Seit Tagen ist er auf Achse. Vorgestern Potsdam, gestern Leipzig, heute wird Joachim Gauck im Düsseldorfer Landtag erwartet. Treffen mit Hannelore Kraft, Auftritt vor SPD und Grünen. Mittags bleibt Zeit, um das Deutschland-Spiel bei der Fußball-WM zu gucken. Danach geht es schon weiter Richtung Bonn, wo Gauck vor der Konrad-Adenauer-Stiftung redet.

Das ist kurios, weil der Theologe der Kandidat von Rot-Grün ist, die Stiftung aber der CDU nahe steht. Man hätte dort eher Christian Wulff vermutet, den Rivalen und CDU-Mann. Der Termin steht seit Monaten fest; keiner wollte von ihm abrücken. Warum auch? Eigentlich ist Gauck sowieso einer von ihnen, ein Bürgerlicher, für Liberale und Christdemokraten attraktiv.

CDU-Stimmen für Gauck? Nichts scheint unmöglich

Am 30. Juni werde nicht über die Regierung abgestimmt, sondern über den nächsten Bundespräsidenten, hat gerade Kurt Biedenkopf festgestellt, der frühere CDU-Spitzenpolitiker. „Eine durch Gefolgschaftsappelle beeinflusste Wahl schädigt den Gewählten“, schrieb er in der FAZ. Bundeskanzlerin Angela Merkel solle den CDU-Wahlleuten freistellen, ob sie Wulff ihre Stimme geben wollen oder Gauck.

SPD und Grüne haben 462 Stimmen, FDP und Union 644 Wählmänner. 623 brauchen sie, um Wulff im ersten Wahlgang durchzusetzen. Wulff kennt seinen Vorsprung, weiß aber, dass einige FDP-Wahlmänner aus dem Osten für Gauck Partei ergreifen. Er kann sich ferner einen Reim auf die Mahnung Biedenkopfs machen. Nicht zuletzt kennt der Bewerber die Irritationen in der Berliner Koalition. Wenn die anhielten, werde das den einen oder anderen Wahlmann „sicher emotional, mental beschweren“.
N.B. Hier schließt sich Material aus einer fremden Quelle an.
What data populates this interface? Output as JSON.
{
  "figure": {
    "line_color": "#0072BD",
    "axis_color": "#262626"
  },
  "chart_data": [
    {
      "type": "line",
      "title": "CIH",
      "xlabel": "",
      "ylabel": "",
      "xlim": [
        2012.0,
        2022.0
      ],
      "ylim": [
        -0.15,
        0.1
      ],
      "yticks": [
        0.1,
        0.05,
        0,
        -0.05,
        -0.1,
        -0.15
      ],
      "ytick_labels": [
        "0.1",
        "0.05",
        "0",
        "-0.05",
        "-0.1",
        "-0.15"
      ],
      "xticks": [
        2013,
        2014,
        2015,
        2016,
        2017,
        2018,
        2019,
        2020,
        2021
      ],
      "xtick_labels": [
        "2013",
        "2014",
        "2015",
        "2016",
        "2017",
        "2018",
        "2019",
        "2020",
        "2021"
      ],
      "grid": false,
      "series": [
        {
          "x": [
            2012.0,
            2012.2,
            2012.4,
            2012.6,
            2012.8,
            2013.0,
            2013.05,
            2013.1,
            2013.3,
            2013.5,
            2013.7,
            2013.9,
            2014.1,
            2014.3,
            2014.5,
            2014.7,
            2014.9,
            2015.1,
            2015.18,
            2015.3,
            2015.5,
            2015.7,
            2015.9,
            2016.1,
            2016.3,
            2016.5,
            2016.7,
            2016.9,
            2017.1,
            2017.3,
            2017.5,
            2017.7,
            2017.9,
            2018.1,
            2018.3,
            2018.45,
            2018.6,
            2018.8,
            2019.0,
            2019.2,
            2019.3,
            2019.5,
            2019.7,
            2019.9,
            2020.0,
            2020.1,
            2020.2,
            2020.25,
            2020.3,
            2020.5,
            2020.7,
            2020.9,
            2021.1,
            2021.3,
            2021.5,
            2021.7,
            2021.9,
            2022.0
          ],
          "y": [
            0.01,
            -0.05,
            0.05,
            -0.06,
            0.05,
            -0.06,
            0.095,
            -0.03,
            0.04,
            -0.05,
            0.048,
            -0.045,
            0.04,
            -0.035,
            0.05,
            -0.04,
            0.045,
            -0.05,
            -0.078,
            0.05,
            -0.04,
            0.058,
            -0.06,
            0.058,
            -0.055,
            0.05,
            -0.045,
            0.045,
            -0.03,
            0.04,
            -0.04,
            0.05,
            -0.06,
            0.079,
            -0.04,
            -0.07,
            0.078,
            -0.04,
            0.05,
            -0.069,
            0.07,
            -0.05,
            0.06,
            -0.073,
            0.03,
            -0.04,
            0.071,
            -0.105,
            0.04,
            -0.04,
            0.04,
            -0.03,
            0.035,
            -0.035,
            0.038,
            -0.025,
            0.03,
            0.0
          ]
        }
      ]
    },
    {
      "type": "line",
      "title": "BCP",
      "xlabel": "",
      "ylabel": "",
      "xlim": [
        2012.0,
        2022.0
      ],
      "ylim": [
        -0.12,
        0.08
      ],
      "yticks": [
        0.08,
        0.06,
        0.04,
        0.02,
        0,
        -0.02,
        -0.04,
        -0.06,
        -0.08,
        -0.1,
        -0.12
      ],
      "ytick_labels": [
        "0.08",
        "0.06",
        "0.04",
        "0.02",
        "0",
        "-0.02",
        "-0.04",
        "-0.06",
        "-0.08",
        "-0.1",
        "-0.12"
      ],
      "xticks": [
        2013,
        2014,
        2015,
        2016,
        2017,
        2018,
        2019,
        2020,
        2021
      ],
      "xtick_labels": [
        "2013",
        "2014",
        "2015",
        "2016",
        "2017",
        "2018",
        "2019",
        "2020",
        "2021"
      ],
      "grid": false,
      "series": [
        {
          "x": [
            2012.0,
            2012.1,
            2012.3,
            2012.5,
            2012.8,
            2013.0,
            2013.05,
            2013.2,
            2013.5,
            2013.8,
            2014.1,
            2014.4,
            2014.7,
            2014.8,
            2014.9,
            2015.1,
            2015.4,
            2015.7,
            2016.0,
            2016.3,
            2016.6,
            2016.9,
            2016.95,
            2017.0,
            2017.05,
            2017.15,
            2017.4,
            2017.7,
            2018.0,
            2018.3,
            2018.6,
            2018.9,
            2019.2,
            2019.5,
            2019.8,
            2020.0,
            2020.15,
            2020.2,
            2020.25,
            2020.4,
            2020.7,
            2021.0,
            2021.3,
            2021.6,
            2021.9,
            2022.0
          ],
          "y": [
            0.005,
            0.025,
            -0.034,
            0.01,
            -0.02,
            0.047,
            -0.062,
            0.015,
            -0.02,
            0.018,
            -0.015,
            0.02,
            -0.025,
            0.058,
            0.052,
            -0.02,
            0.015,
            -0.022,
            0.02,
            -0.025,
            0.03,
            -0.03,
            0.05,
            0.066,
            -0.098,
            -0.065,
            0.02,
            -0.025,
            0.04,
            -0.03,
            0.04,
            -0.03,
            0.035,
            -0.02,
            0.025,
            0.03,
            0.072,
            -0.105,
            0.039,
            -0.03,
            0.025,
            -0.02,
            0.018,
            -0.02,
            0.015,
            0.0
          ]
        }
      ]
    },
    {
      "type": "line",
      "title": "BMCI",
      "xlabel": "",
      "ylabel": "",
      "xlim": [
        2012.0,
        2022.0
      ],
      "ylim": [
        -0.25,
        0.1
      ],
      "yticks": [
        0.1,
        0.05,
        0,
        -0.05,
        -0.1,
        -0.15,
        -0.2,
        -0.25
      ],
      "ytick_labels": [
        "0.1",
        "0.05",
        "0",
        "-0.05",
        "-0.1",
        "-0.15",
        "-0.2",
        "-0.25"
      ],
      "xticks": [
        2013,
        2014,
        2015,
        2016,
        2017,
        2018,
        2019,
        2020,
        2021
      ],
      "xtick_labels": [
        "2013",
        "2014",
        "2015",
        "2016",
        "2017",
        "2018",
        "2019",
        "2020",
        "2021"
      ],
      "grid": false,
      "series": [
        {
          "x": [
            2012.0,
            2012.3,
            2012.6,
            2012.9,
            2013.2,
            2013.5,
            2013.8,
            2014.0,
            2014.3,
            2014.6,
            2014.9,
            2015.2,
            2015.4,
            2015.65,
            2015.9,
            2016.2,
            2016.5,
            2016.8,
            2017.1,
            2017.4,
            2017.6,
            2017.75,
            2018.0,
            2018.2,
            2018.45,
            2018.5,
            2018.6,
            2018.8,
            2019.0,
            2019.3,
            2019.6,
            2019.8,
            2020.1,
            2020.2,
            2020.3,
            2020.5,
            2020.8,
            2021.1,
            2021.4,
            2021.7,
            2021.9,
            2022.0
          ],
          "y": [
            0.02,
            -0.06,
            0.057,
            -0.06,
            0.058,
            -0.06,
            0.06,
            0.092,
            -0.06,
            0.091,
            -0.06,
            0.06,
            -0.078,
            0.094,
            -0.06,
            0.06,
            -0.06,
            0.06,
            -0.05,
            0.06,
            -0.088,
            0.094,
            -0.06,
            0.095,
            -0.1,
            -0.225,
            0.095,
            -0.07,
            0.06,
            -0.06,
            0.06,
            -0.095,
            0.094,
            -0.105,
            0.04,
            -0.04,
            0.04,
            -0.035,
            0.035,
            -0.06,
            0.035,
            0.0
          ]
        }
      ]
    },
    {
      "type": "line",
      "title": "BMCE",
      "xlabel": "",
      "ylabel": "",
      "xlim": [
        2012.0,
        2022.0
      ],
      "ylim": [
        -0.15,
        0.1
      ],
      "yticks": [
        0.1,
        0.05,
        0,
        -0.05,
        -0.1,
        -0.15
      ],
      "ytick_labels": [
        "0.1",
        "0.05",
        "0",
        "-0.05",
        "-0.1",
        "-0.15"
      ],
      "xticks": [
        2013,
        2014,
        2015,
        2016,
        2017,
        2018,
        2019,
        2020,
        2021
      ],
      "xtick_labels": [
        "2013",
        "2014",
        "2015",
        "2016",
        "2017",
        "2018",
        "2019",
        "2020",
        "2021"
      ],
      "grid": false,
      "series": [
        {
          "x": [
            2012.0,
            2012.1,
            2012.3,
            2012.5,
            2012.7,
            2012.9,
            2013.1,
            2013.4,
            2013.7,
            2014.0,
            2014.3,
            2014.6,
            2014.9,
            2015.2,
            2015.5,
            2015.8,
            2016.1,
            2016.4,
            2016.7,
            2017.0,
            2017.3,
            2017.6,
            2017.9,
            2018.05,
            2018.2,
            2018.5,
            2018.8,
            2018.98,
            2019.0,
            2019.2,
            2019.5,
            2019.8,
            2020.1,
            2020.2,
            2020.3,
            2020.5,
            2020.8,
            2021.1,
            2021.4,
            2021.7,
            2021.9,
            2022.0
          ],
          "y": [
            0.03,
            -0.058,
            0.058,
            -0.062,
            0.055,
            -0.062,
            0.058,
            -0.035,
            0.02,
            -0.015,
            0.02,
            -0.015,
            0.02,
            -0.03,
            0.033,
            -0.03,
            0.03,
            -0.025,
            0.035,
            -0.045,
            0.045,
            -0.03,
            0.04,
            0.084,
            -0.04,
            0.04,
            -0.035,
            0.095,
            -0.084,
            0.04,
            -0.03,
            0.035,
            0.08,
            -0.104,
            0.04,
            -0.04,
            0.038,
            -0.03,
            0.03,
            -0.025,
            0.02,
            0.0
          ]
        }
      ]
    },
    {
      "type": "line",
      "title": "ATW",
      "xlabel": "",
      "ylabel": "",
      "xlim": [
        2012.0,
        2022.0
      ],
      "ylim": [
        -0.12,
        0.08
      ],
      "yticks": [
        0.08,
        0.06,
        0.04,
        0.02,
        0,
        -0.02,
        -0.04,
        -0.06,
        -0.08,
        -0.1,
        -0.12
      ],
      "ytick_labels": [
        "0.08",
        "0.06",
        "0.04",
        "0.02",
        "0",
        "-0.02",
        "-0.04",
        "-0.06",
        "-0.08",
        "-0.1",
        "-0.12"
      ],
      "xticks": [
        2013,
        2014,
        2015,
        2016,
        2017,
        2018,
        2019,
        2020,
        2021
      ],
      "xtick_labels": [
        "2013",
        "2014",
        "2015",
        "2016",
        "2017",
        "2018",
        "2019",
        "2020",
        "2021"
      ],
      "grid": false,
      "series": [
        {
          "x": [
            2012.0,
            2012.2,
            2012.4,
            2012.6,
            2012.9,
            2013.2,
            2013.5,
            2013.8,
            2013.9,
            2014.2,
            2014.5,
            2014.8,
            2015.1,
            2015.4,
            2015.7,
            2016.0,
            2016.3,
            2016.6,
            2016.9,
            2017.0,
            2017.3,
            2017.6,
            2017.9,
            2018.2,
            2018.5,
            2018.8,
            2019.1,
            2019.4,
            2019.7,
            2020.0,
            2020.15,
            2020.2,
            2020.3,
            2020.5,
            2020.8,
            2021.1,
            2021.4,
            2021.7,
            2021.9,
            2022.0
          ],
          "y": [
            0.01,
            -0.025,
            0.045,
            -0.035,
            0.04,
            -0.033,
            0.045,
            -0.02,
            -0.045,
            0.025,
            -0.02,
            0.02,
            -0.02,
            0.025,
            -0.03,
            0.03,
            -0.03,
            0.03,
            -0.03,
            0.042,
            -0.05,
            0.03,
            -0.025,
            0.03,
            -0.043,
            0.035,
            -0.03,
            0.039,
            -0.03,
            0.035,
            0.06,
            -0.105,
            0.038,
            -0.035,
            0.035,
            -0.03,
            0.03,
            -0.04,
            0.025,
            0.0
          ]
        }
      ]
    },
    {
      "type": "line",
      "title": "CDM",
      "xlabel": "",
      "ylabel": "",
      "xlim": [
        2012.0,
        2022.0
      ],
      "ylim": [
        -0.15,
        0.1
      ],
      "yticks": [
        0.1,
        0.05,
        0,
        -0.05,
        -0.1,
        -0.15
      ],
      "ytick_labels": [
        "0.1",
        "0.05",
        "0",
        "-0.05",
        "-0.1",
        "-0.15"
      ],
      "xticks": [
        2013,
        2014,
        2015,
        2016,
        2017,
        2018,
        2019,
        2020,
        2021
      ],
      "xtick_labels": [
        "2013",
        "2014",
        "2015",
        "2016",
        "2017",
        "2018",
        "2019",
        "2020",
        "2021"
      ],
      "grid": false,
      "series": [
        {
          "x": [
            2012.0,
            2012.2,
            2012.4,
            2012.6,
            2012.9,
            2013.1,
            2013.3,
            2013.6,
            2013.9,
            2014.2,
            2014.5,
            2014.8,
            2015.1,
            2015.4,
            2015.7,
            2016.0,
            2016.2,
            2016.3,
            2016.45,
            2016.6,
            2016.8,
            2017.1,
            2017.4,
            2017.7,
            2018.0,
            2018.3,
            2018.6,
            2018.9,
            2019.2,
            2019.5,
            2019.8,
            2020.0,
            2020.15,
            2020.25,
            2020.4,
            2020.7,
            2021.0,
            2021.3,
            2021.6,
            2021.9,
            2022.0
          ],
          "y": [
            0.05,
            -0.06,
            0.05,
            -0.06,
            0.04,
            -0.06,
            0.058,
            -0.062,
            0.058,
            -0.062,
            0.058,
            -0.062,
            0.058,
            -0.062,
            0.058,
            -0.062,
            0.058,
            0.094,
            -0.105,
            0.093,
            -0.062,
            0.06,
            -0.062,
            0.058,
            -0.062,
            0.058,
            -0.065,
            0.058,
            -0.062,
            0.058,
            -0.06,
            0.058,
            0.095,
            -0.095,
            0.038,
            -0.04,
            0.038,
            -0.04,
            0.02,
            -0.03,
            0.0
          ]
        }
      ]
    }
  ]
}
Persönliches Treffen mit jedem Wahlmann

Auch Wulff ist jeden Tag auf Tour. Er will sich jedem Wahlmann von FDP und Union vorstellen – und sei es nur bei einem Zwischenstopp am Abend im Sheraton- Hotel am Frankfurter Flughafen. Gauck hat am Donnerstag sogar mit Bürgern in Leipzig geredet. In erster Linie umgarnen beide die Wahlmänner.

Zusätzlich zu Interviews, TV-Auftritten und den Beiträgen auf seiner Homepage will Gauck am Dienstag im Deutschen Theater in Berlin eine Rede halten. Sie ist ihm wichtig. Im Westen ist er bekannt als der Beauftragte für die Aufarbeitung der Stasi-Unterlagen. Aber wofür er politisch steht, wissen nur die wenigsten. Mit der Rede gibt er eine politische Visitenkarte ab.

Viel Zeit bleibt beiden für ihre Kampagnen nicht. Über große Organisationen verfügen sie nicht. „Das ist hier kein Obama-Stab“, bittet Andreas Schulze um Verständnis, wenn er improvisieren muss. Schulze betreut Gauck im Auftrag der Grünen. Auch die SPD stellt Mitarbeiter ab.

Ehrenamt im Team

Dazu kommen Vertraute, die den 70-Jährigen ehrenamtlich begleiten: Hans-Jörg Geiger, mal Direktor bei der Behörde, als Gauck Beauftragter für die Stasi-Unterlagen war. Dazu kommt Daniel Gill, den er von der Evangelischen Kirche kennt, sowie Johann Legner, der nebenbei noch die Lausitzer Rundschau leitet.

Mit acht Leuten gibt die CDU die Stärke des „Teams Christian Wulff“ an. Sie kommen vor allem aus der CDU-Zentrale, von Wahlkampfmanager Klaus Schüler angeführt. Dazu Mitarbeiter der Staatskanzlei in Hannover. Sie betreuen und beraten Wulff, koordinieren seine Termine. Am Ende aber muss es Wulff selber richten. Er und Gauck sind Handlungsreisende in eigener Sache.